Por Javier Sandoval
Estamos sufriendo de primera mano los efectos del cambio climático, sequías, lluvias torrenciales, aumento de temperatura, lo que a su vez viene aumentando los riesgos de desastres en zonas rurales y costeras, ciudades y pueblos. Las grandes catástrofes se multiplican, generando un enorme costo social, ambiental y económico, así como un deterioro continuo de la calidad de vida de los barrios, poblaciones y comunidades. Acá el estado en su conjunto viene siendo desbordado por una serie de desastres dichos naturales (inundaciones, incendios, deslizamientos de tierra), en cuyo origen y agravamiento están el modelo productivo extractivista y el modelo de ciudad neoliberal.
Es urgente acelerar el cambio de paradigma del Estado frente a la prevención de desastres y el aumento del riesgo ambiental. Las autoridades están al debe en esta materia, pero ya no podemos seguir esperando que todo venga del nivel central: ¡basta de ser reactivos y complacientes, basta de esa lentitud inaceptable frente a las urgencias sociales y ambientales! .
En el Biobío es hora de crear un modelo territorializado de gobernanza ambiental integral, que incluya conservación y regeneración ambientales, planificación territorial, planes de infraestructura, y gestión del riesgo y emergencia.
Necesitamos sacarle trote al Estado y en particular al gobierno regional. Aquí las autoridades se felicitan pero los fondos públicos fueron saqueados y la gente se enfrenta periódicamente a situaciones cotidianas cada vez más ingratas, inseguras e injustas en todo orden de cosas. ¿Dónde han estado todos estos años quienes controlan el Estado? Ahora frente a las cámaras y los afectados por sus malas decisiones, hablan de prevención y resiliencia, pero sus palabras ya no dicen nada.
La clase dirigente regional ha promovido un modelo de ciudad y territorio hecho a la medida de los intereses empresariales, acallando la voz de los habitantes y reduciendo las atribuciones del Estado.
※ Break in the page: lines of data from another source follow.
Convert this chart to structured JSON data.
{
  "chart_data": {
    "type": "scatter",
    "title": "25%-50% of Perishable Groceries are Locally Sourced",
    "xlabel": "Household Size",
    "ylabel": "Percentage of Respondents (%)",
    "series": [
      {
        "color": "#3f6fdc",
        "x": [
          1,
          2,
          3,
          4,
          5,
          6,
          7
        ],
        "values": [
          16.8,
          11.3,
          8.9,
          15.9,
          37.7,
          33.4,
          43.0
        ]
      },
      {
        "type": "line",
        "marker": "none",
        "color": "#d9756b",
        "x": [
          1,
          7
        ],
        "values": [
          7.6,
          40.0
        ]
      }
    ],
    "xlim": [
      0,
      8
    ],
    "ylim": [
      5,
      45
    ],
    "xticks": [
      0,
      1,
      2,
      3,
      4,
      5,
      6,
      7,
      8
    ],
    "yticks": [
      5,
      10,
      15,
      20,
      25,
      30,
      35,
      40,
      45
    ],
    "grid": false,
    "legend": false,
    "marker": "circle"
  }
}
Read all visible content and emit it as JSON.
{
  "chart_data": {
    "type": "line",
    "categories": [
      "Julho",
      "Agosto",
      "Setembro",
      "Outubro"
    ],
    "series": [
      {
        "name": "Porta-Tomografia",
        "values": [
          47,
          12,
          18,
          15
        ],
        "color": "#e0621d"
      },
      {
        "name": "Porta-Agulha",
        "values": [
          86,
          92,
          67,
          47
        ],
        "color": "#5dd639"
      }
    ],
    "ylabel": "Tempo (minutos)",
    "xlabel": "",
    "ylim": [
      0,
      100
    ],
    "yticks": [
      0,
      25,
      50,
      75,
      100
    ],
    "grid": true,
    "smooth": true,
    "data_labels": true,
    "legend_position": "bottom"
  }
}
Nunca hubo tanto desarrollo inmobiliario ni tampoco tantos déficit de vivienda. Para asegurar la circulación global de mercancías nos han convertido en una zona de sacrificio ambiental y social. ¿Cuánto afectan las catástrofes a la economía? ¿Cuánto cuesta el enorme gasto en emergencias y reconstrucción? ¿Quién pagará esa cuenta? ¿Quién nos devuelve la vida que perdimos?.
La planificación por cuencas, la gestión del riesgo, los planes maestros como soluciones basadas en la naturaleza, y la restauración ambiental deben dejar de ser adornos y ser pilares de nuestras políticas públicas, ambientales, sociales y productivas. Si defendemos los humedales y los cursos de agua, y los ayudamos a regenerarse, haremos que las ciudades resistan mejor el cambio climático. Si permitimos que la agricultura sustentable y la vegetación nativa regrese, ayudaremos a que la humedad y ciclos del agua disminuyan las catástrofes y las comunidades incendiadas rodeadas de pinos o inundadas en quebradas tengan donde habitar de manera segura.
Luchamos contra la corrupción y contra la inercia administrativa, que reduce la función pública a gestionar emergencias y no enfrentar las causas de los problemas. Pongamos el foco de la inversión pública en la regeneración ambiental, el trabajo codo a codo con la ciudadanía y el resguardo de la infraestructura ecológica. Para remediar el daño producido no nos sirven las medias tintas, el poder de decisión debe volver a la gente y de ahí nace la voluntad política que necesitamos para recuperar la región del Biobío para las grandes mayorías sociales.